For several judicial races, the Aug. 7 primary is not a primary at all but a decisive event. Different rules apply in these races. Those rules are complicated and vary between local and state levels. But basically, any judicial candidate who receives a majority of votes in this primary (ballots were mailed Wednesday) will be declared the winner of the election. With that in mind, here are The Columbian’s endorsements for judicial races:Superior Court Judge, Dept. 2: By his conduct in and out of the courtroom, Judge John Wulle’s self-inflicted wounds have rendered him unworthy of being returned by voters to the bench he has occupied for 12 years. Challenger David Gregerson offers a composed demeanor and enough experience as a judge pro tempore to earn The Columbian’s endorsement.

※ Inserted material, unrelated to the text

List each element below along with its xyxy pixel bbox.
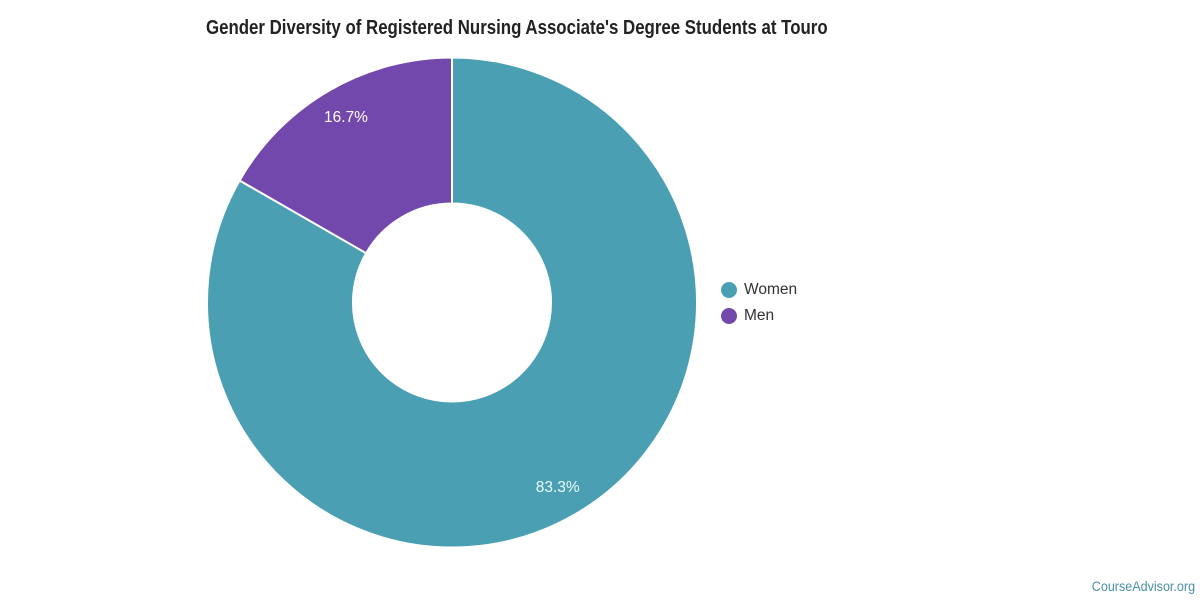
svg-text:16.7%: 16.7%	[324, 109, 368, 126]
svg-text:83.3%: 83.3%	[536, 479, 580, 496]
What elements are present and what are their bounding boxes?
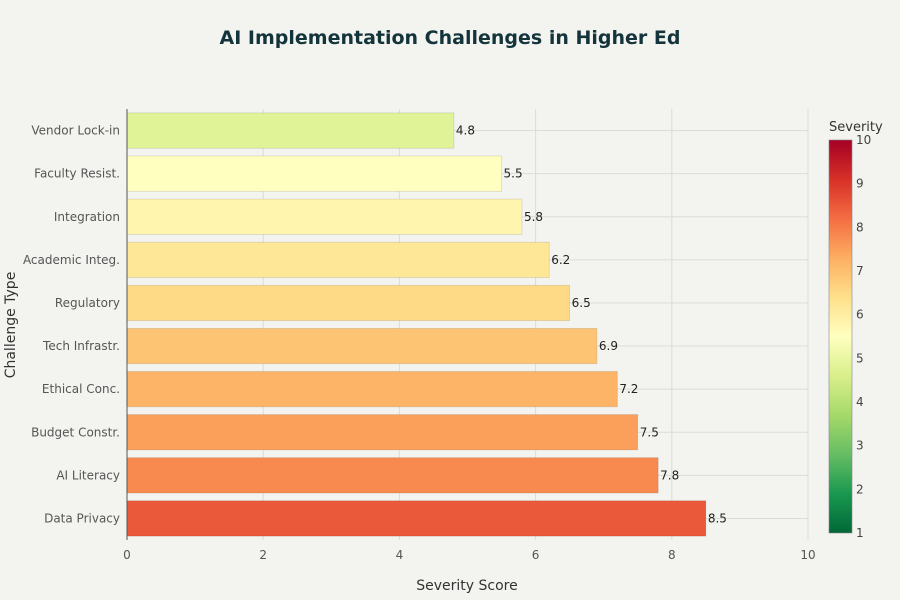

This newspaper has endorsed Wulle previously, but we also have reprimanded him for improper behavior at a 2006 conference in Los Angeles. His profane outburst at that conference, accompanied by an obscene gesture and multifanged slur, resulted in a censure (the strongest discipline short of suspension) by the state Commission on Judicial Conduct.
This year, Wulle is under review by the same commission for what it describes as “a pattern of discourteous, impatient and undignified behavior.” A public hearing has been rescheduled until Aug. 27, about three weeks after the decisive Aug. 7 primary.
All of this has led to a dramatic plunge in Wulle’s ratings by the Clark County Bar Association. This year’s bar poll shows a compilation of several areas, with Gregerson the favorite among 58 percent of respondents. Wulle drew only 41 percent support. By contrast, four years ago Wulle had 91 percent support. Such a stunning reversal in bar-poll opinion of a sitting judge is unprecedented in at least the past 12 years.
Wulle’s supporters essentially will argue, “Boys will be boys. Let’s overlook these indiscretions. He knows the law.” Sorry. Judges, more so than most other elected officials, should be stellar examples in and out of the courtroom. Wulle fails this test.
Gregerson, meanwhile, is campaigning impressively, building a broad base of support and showing himself to be highly capable of replacing the ill-tempered Wulle. The incumbent has said of his courtroom outbursts: “Sorry, the street kid from New York came out.” That’s no excuse, and as Gregerson adroitly explains, “A judge’s role in the courtroom is to mitigate tension, not inflame it.”
Superior Court Judge, Dept. 8: Incumbent Diane Woolard has served admirably since 2000. Challenger Josephine Townsend presents no compelling reason to replace Woolard, who also is active in her profession with key roles on several committees. The local bar poll gave Woolard overwhelming support (87 percent) and The Columbian endorses her as the clearly superior choice.
Washington Supreme Court: Two statewide races for Supreme Court positions likely will be decided in the Aug. 7 primary, and both incumbents have earned the right to continue on the high court. Justice Steven Gonzalez was appointed to the court earlier this year by Gov. Chris Gregoire and quickly distinguished himself in such a way as to draw support from multiple sources, including both of the major gubernatorial candidates, numerous bar polls and several newspapers.
Similar accolades have been accumulated by another incumbent, Justice Susan Owens, who has served on the high court since 2000.
Neither Gonzalez nor Owens is drawing serious competition from foes who have low-key campaigns. The Columbian recommends returning Gonzalez and Owens to the Supreme Court.